Quando tutto fu pronto, il “parbuckling”, questo strano nome americano che sta a significare la rotazione della nave per riportarla in assetto verticale, parte alle 9 del mattino del 16 Settembre 2013. Qualche ritardo dovuto al temporale della notte precedente che si era abbattuto sull’isola e successivamente qualche ulteriore problema di natura tecnica, perché si era dovuto intervenire su 4 dei 36 cavi che tirano il relitto, ha posticipato i tempi delle operazioni. In 12 ore di trazione la nave aveva già ruotato di 13 gradi e doveva ancora essere ruotata di altri 11 prima che gli esperti della “Titan-Micoperi” potessero aprire le valvole per riempiere d’acqua i cassoni, facilitando così il suo ritorno in asse.

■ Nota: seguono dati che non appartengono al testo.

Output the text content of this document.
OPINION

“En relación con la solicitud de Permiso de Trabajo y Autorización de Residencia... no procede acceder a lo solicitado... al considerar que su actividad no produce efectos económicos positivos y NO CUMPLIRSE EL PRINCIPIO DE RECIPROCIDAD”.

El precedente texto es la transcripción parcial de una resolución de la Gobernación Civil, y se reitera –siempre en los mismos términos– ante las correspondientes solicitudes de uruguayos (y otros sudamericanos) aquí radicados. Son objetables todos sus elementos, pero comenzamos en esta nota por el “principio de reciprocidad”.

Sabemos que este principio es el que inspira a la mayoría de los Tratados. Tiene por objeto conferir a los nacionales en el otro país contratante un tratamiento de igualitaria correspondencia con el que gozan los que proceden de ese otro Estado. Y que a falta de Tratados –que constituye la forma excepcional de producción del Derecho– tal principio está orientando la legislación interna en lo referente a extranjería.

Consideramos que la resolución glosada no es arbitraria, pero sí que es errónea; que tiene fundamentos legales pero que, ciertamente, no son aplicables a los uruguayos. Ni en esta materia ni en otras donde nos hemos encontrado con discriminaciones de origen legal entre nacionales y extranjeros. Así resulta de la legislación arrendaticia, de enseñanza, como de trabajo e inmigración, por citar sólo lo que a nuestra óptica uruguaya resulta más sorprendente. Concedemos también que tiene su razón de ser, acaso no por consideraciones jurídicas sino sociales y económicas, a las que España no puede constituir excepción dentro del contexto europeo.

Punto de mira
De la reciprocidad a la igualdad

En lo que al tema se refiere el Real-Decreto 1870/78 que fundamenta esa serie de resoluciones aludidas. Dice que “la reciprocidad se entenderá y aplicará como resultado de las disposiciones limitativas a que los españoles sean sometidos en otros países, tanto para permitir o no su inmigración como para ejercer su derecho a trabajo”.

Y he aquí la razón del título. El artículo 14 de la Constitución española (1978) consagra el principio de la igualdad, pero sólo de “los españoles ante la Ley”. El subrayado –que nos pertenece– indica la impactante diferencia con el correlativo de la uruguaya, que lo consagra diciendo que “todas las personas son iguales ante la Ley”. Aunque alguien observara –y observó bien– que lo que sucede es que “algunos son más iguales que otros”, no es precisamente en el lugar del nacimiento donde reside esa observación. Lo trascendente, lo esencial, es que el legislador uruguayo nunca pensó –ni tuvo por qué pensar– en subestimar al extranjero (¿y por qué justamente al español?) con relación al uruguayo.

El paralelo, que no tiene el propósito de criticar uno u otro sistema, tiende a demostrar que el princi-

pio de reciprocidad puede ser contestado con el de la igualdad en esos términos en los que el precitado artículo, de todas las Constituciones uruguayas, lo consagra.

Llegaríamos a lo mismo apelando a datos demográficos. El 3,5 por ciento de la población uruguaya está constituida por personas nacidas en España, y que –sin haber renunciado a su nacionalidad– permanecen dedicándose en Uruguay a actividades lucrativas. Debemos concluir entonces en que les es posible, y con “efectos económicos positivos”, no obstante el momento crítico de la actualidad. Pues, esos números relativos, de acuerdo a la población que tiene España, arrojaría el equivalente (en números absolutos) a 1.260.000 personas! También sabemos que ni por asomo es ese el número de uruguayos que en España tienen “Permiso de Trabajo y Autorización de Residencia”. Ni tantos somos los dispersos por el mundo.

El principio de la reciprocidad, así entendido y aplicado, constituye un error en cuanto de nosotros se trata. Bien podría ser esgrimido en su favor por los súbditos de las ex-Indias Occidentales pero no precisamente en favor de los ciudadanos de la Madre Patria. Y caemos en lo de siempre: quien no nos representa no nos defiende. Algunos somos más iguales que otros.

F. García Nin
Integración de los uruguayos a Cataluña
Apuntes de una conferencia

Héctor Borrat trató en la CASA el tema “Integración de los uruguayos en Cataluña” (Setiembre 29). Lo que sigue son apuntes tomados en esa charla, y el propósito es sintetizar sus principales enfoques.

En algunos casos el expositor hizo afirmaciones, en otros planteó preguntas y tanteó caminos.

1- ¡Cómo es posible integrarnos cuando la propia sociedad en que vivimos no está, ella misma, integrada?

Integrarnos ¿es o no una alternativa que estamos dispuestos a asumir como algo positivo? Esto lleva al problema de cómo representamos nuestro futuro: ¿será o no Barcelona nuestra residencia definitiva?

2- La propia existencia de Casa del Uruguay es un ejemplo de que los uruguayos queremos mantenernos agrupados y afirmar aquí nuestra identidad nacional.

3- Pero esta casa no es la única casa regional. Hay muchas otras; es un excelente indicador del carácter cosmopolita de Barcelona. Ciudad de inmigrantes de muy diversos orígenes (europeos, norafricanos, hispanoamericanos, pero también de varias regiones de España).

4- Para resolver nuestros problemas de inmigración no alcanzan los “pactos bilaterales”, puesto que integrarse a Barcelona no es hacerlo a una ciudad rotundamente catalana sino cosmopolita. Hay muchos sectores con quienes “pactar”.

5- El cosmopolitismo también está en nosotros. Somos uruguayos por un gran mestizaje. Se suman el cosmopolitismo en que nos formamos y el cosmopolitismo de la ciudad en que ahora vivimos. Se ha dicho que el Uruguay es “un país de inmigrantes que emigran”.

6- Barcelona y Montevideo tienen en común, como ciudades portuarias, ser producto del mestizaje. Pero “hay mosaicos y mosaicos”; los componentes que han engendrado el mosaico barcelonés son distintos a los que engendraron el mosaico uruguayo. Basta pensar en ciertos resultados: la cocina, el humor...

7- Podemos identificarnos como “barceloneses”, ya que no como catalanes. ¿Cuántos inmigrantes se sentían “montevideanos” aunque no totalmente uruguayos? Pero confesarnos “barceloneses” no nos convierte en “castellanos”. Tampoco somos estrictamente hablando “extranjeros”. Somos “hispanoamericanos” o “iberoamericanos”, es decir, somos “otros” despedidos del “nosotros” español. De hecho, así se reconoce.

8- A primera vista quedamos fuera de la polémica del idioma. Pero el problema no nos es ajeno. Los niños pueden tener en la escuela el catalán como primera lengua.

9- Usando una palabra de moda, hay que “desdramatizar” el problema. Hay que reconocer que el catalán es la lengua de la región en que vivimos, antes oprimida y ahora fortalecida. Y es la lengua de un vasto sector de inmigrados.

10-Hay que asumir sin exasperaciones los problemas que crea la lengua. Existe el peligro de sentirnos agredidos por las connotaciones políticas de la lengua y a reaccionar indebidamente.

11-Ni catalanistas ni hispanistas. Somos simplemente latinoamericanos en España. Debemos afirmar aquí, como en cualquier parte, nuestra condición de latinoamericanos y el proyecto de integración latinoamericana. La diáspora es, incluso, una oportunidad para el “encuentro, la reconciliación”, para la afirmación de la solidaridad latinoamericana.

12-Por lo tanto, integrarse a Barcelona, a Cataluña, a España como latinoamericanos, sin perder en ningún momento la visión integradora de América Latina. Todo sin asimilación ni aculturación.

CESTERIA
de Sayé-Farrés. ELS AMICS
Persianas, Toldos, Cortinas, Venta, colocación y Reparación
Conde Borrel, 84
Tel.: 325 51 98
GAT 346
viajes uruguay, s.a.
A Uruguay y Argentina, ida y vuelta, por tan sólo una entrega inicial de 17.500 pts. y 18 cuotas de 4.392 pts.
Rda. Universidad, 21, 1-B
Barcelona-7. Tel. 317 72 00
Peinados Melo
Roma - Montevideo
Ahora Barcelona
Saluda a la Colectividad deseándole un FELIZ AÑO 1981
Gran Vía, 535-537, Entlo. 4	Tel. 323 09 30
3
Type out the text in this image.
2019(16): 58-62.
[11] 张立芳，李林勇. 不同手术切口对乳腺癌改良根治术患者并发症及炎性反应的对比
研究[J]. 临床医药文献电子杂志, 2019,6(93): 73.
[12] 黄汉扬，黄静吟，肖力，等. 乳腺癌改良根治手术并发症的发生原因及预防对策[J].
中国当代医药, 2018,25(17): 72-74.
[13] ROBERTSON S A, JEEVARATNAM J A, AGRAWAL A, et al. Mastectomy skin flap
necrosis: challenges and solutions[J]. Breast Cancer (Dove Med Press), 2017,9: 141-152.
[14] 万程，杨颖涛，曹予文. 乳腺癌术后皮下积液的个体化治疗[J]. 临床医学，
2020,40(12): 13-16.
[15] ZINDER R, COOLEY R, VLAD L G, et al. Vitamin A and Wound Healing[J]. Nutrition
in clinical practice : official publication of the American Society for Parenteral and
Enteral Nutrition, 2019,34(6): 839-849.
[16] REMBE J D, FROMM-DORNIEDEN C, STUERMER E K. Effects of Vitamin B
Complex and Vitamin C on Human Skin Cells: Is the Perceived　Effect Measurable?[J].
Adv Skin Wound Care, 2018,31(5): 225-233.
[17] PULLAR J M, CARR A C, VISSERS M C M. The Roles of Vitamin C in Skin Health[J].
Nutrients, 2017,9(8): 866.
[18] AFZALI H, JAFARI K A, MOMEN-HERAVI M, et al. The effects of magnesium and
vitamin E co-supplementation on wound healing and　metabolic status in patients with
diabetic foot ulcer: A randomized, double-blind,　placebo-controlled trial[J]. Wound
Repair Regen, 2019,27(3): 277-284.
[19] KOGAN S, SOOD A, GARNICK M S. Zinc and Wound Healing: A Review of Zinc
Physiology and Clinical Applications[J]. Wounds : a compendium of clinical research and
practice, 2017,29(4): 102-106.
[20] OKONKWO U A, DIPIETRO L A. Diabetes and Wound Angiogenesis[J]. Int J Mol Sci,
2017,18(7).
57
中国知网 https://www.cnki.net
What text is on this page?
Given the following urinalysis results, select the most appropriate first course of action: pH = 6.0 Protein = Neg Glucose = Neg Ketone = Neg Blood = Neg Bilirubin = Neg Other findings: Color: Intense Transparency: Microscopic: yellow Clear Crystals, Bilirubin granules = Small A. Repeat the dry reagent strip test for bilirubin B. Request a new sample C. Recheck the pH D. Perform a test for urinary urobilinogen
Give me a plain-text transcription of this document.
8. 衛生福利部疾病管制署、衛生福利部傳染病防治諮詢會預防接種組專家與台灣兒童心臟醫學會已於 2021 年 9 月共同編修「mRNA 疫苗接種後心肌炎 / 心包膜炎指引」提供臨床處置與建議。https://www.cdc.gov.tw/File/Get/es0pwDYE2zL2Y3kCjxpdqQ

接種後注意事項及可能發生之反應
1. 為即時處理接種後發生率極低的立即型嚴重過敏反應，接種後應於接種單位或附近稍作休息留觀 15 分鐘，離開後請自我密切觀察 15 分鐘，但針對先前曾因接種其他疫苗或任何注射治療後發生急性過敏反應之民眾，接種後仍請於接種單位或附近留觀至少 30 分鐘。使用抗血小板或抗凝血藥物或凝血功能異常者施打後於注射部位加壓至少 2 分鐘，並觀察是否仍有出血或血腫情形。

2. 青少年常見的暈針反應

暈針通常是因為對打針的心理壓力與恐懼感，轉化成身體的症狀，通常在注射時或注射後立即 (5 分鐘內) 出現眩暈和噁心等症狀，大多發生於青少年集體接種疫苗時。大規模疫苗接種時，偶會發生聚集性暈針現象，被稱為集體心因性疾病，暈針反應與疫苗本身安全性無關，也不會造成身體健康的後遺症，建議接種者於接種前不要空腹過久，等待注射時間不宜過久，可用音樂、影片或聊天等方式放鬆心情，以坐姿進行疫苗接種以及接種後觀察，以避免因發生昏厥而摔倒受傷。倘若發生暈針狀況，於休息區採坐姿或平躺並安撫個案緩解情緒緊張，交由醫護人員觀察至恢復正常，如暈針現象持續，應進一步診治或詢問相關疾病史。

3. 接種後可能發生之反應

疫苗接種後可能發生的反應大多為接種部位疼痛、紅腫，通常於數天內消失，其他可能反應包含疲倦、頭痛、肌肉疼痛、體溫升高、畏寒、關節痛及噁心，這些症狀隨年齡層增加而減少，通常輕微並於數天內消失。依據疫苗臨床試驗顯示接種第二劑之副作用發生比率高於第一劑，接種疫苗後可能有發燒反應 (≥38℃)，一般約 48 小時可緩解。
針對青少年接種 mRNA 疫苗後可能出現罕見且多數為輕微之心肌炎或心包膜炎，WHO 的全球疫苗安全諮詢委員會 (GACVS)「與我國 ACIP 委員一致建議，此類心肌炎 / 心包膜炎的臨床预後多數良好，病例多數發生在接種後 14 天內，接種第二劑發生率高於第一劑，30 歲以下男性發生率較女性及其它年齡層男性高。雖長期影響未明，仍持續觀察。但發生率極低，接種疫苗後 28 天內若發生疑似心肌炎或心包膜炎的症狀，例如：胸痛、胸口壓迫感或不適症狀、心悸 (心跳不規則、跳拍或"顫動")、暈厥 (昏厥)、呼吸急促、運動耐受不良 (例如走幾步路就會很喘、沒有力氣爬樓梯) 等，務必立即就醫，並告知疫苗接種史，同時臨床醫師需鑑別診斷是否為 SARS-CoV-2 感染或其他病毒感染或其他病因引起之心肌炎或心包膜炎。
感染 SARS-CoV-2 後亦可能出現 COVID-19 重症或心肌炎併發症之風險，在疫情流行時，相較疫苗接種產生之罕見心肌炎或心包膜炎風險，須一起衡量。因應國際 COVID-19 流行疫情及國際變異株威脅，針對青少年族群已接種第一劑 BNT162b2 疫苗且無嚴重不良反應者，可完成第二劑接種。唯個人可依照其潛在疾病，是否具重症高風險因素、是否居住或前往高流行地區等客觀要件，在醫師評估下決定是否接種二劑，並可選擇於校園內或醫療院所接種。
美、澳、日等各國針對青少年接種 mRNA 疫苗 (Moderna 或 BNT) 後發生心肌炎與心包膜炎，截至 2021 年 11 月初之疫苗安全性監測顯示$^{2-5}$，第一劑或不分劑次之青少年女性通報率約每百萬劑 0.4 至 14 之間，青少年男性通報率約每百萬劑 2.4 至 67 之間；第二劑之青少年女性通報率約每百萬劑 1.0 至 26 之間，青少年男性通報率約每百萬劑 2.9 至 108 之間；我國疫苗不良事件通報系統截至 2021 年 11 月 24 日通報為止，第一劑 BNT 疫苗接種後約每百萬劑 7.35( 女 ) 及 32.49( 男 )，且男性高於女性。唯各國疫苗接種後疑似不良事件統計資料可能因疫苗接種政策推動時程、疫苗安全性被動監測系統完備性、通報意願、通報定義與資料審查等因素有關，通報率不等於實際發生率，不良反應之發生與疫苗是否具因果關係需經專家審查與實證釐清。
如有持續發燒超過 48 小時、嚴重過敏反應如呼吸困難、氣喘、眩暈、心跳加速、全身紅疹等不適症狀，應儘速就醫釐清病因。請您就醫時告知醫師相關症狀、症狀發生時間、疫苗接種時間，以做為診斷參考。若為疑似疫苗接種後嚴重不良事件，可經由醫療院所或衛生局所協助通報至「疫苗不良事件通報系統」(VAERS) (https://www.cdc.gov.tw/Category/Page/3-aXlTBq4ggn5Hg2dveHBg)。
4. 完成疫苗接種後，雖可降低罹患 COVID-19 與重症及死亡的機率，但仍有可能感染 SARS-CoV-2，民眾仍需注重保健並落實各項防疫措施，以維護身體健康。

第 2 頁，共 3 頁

All’alba di martedì 17 Settembre 2013 il relitto è stato riportato finalmente in asse e tutti ebbero un sospiro di sollievo. All’annuncio dato seguì un fragoroso applauso di liberazione.
L’evento della lenta risalita della Concordia fu seguito in tutti i cinque continenti, istante per istante, con dirette non stop sui canali “all news” e sui siti internet, inoltre ci furono milioni di Tweet. Dall’Isola tutti punti di affaccio, in bella vista, erano buoni per seguire con i propri occhi o con i binocoli quell’evento straordinario di ingegneria idraulica, che ha fatto rinascere in tutti noi “l’orgoglio di un nuovo miracolo italiano”.